Collecting info on the newspaper displays in the lobby of the McHenry Library, which rotate frontpages from around the world.
Lee Jaffe's installation photos:
https://www.flickr.com/photos/ldjaffe/albums/72157626824825533
- Modeled after installation at UC Berkeley International House
- "These photos document work on a 6-screen installation that will feature front pages from newspapers worldwide. The architects left us with pretty much nothing we could use and in fact added some extra surprises. I'm working with Doug Russo, a carpenter, to design and build this installation that we hope will compensate for the deficiencies of the space in an attractive and secure manner."
- "...the electrical raceway [was] added for a different project just before we started our installation. Nobody thinks this was done well -- there is conduit all throughout the wall and it could have been routed differently -- but there is no money to fix it at this point. We were able to reposition our installation a bit to cover some of the raceway but we cannot hide it completely." (photo)
- Installation occurred during summer 2011
Gifts funding the creation: "UC Santa Cruz receives $350,000 to create global café and reading garden at University Library"
http://news.ucsc.edu/2007/01/1028.html
- "Stephen Silberstein--cofounder and former president of Innovative Interfaces, a library software company in Emeryville, California-has donated $250,000 to create a global cyber café in the campus's newly expanded and renovated McHenry Library."
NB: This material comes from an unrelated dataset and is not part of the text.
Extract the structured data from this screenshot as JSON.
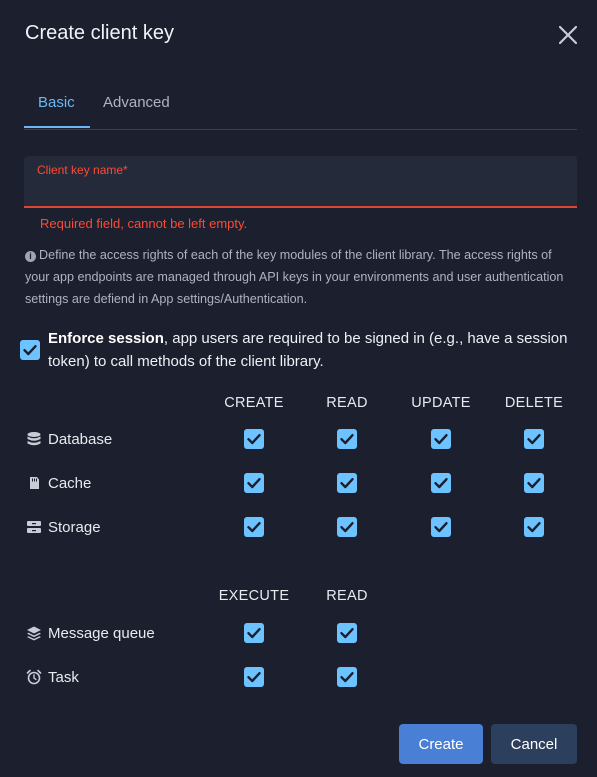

- "Plans for the UC Santa Cruz café include a rotating digital newspaper display that spotlights up-to-date front pages of approximately 140 newspapers from around the world. Representing the varied geographic areas of Asia, Europe, South America, Africa, the Middle East, and the United States, the newspaper exhibit is designed to contrast different global perspectives of current events."
UPDATE, 8/3/2015: A UCSC staff member writes:
"The person who was most directly involved with the implementation of this system has retired. I will try to answer your questions as best I can.
The current newspaper display was installed in 2011 based on an earlier pilot installation in 2009. It uses Mac Mini computers and 30" Dell monitors. The image swapping is managed by the MacOS screen saver application. The newspaper images are .jpegs managed by newseum.org and those images are updated on that site daily. The library contracted with a programmer to do some customized scripting to automate the daily download of new newspaper images. Unfortunately, I do not have any contact information for that developer."
So, it sounds like a script downloads the fixed image URLs, from Newseum, which updates the image URLs, daily. For example, the Centre, Alabama, USA newspaper, "
The Post". The script may copy the images to a folder on the computer driving each display (or perhaps a server folder). The computer then displays the images, in the configured folder, via native screensaver utility.
Seems pretty straightforward! I had wondered if Newseum represented the source; nice to see it confirmed. The script just iterates over a configured list of newspaper images, probably calling something like wget.
Note: Lee Jaffe may represent the retired staff member referred to, above. The 2009 installation seems to represents the install seen in several photos from Lee's Flickr account, prior to the McHenry Library remodel.
UPDATE: 04/08/2023 -
Newseum as an organization dissolved in 2019.
We stopped by the iHouse at UC Berkeley today and it looks like they removed their newspaper displays.